Maybe our children won't care.
I call Faith. "What about switching to a 'no'
donor?" I explain that the country is filled
with "no" donors. Maybe we're limiting
ourselves to strange men and strange sperm banks
by insisting we have a donor our child can someday
meet.
Faith is sitting across the desk from a used car
salesman. I hear her say to him, "Give me one
minute."
"We have to have a 'yes' donor," she
whispers into the phone. "It just doesn't seem
right not to."
I remember. The "yes" donor was our compromise.
It was the next best thing to Faith's first choice:
a known donor. It is the middle ground, the place
where we laid down our swords and shook hands. We
have to remain on that territory. If we shift, we
risk one of us forever resenting the other and a
million years of couple's counseling.
"Okay, but there's hardly anybody. How do
you feel about social phobia?"
The car dealer interrupts with some vital information
about alignment and warranties and body integrity.
For a second I think he's referring to a sperm donor.

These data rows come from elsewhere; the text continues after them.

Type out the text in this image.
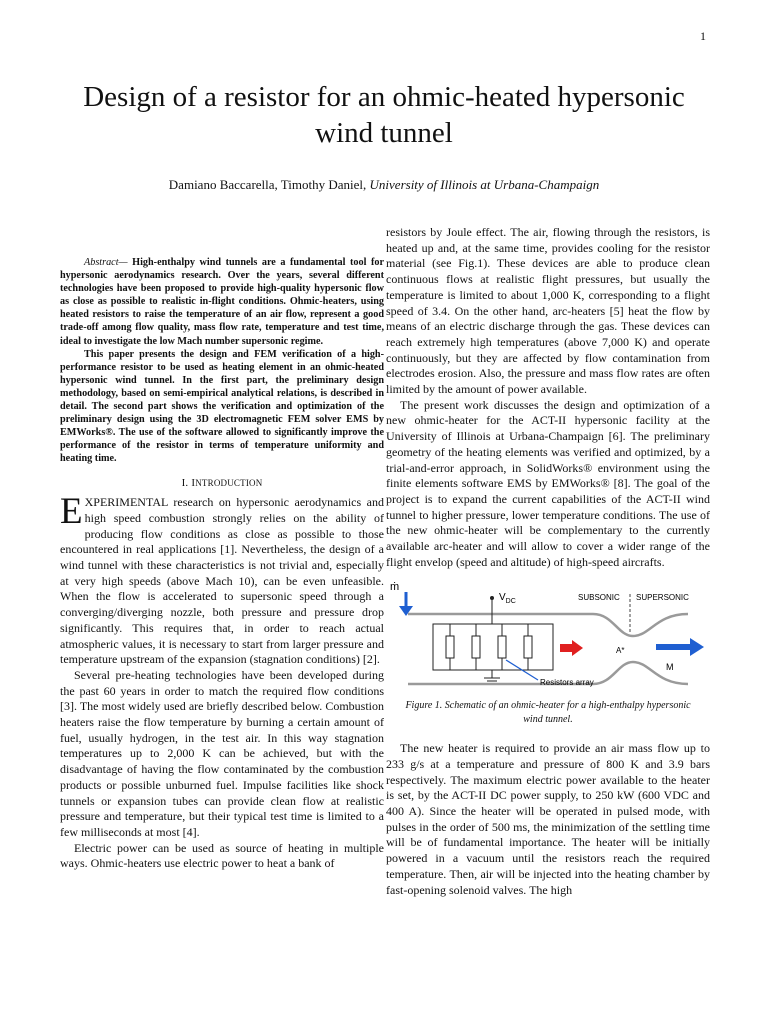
1
Design of a resistor for an ohmic-heated hypersonic wind tunnel
Damiano Baccarella, Timothy Daniel, University of Illinois at Urbana-Champaign

Abstract— High-enthalpy wind tunnels are a fundamental tool for hypersonic aerodynamics research. Over the years, several different technologies have been proposed to provide high-quality hypersonic flow as close as possible to realistic in-flight conditions. Ohmic-heaters, using heated resistors to raise the temperature of an air flow, represent a good trade-off among flow quality, mass flow rate, temperature and test time, ideal to investigate the low Mach number supersonic regime.

This paper presents the design and FEM verification of a high-performance resistor to be used as heating element in an ohmic-heated hypersonic wind tunnel. In the first part, the preliminary design methodology, based on semi-empirical analytical relations, is described in detail. The second part shows the verification and optimization of the preliminary design using the 3D electromagnetic FEM solver EMS by EMWorks®. The use of the software allowed to significantly improve the performance of the resistor in terms of temperature uniformity and heating time.

I. INTRODUCTION

EXPERIMENTAL research on hypersonic aerodynamics and high speed combustion strongly relies on the ability of producing flow conditions as close as possible to those encountered in real applications [1]. Nevertheless, the design of a wind tunnel with these characteristics is not trivial and, especially at very high speeds (above Mach 10), can be even unfeasible. When the flow is accelerated to supersonic speed through a converging/diverging nozzle, both pressure and pressure drop significantly. This requires that, in order to reach actual atmospheric values, it is necessary to start from larger pressure and temperature upstream of the expansion (stagnation conditions) [2].

Several pre-heating technologies have been developed during the past 60 years in order to match the required flow conditions [3]. The most widely used are briefly described below. Combustion heaters raise the flow temperature by burning a certain amount of fuel, usually hydrogen, in the test air. In this way stagnation temperatures up to 2,000 K can be achieved, but with the disadvantage of having the flow contaminated by the combustion products or possible unburned fuel. Impulse facilities like shock tunnels or expansion tubes can provide clean flow at realistic pressure and temperature, but their typical test time is limited to a few milliseconds at most [4].

Electric power can be used as source of heating in multiple ways. Ohmic-heaters use electric power to heat a bank of

resistors by Joule effect. The air, flowing through the resistors, is heated up and, at the same time, provides cooling for the resistor material (see Fig.1). These devices are able to produce clean continuous flows at realistic flight pressures, but usually the temperature is limited to about 1,000 K, corresponding to a flight speed of 3.4. On the other hand, arc-heaters [5] heat the flow by means of an electric discharge through the gas. These devices can reach extremely high temperatures (above 7,000 K) and operate continuously, but they are affected by flow contamination from electrodes erosion. Also, the pressure and mass flow rates are often limited by the amount of power available.

The present work discusses the design and optimization of a new ohmic-heater for the ACT-II hypersonic facility at the University of Illinois at Urbana-Champaign [6]. The preliminary geometry of the heating elements was verified and optimized, by a trial-and-error approach, in SolidWorks® environment using the finite elements software EMS by EMWorks® [8]. The goal of the project is to expand the current capabilities of the ACT-II wind tunnel to higher pressure, lower temperature conditions. The use of the new ohmic-heater will be complementary to the currently available arc-heater and will allow to cover a wider range of the flight envelop (speed and altitude) of high-speed aircrafts.

ṁ
$V_{DC}$
Resistors array
SUBSONIC SUPERSONIC
A*
M
Figure 1. Schematic of an ohmic-heater for a high-enthalpy hypersonic wind tunnel.

The new heater is required to provide an air mass flow up to 233 g/s at a temperature and pressure of 800 K and 3.9 bars respectively. The maximum electric power available to the heater is set, by the ACT-II DC power supply, to 250 kW (600 VDC and 400 A). Since the heater will be operated in pulsed mode, with pulses in the order of 500 ms, the minimization of the settling time will be of fundamental importance. The heater will be initially powered in a vacuum until the resistors reach the required temperature. Then, air will be injected into the heating chamber by fast-opening solenoid valves. The high
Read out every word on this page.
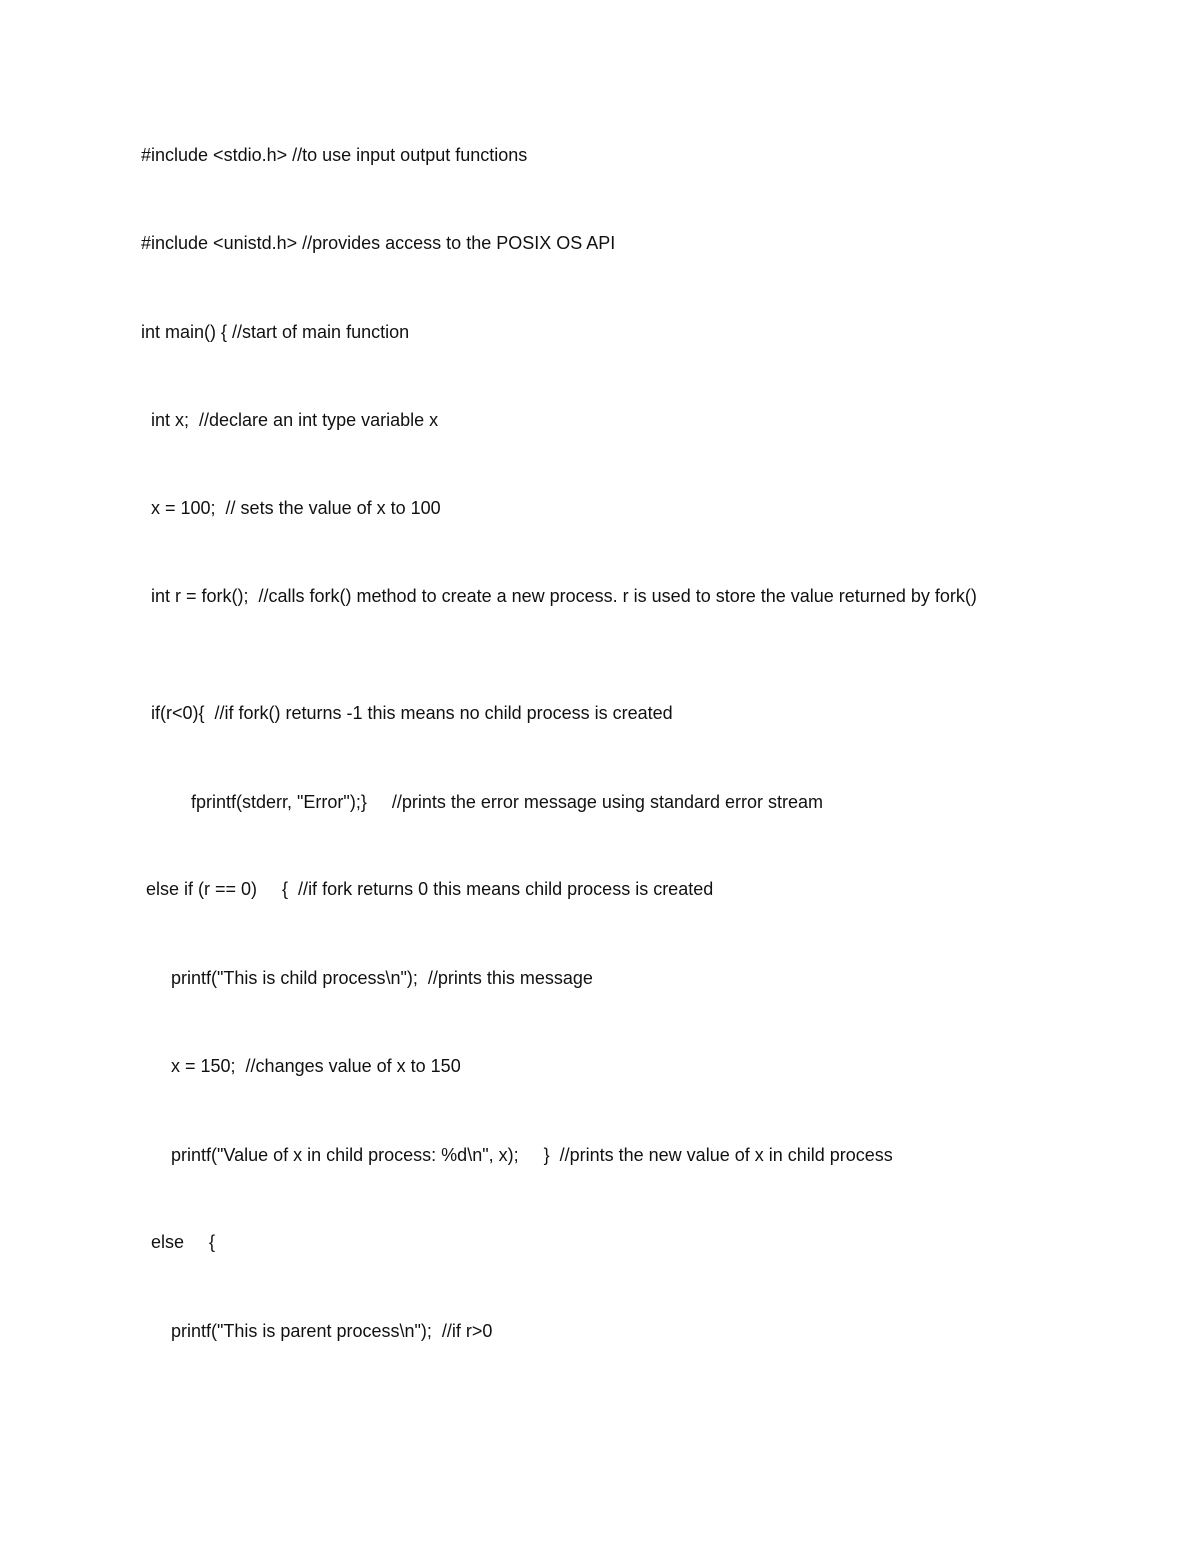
#include <stdio.h> //to use input output functions

#include <unistd.h> //provides access to the POSIX OS API

int main() { //start of main function

int x;  //declare an int type variable x

x = 100;  // sets the value of x to 100

int r = fork();  //calls fork() method to create a new process. r is used to store the value returned by fork()

if(r<0){  //if fork() returns -1 this means no child process is created

fprintf(stderr, "Error");}     //prints the error message using standard error stream

else if (r == 0)     {  //if fork returns 0 this means child process is created

printf("This is child process\n");  //prints this message

x = 150;  //changes value of x to 150

printf("Value of x in child process: %d\n", x);     }  //prints the new value of x in child process

else     {

printf("This is parent process\n");  //if r>0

I imagine sperm brokers, salesmen who sit down with
you and bombard you with SAT scores, neuropsychological
ratings, and hand size.
"Listen," the sperm salesman would say,
"if you were my daughter I would insist you
take donor #9873. Personally," he'd lower his
voice to a whisper, "I'd rather have a kid
with social phobia than one who'd run out of the
house not giving a damn about anything. Know what
I mean?"
"Find one," Faith says.
Two days later, between visits to the cardiology
unit and the sperm library, between conferences
with doctors, interns, and nurses, I've found us
a new sperm donor and Faith has found a new car.
As luck would have it, both are Japanese.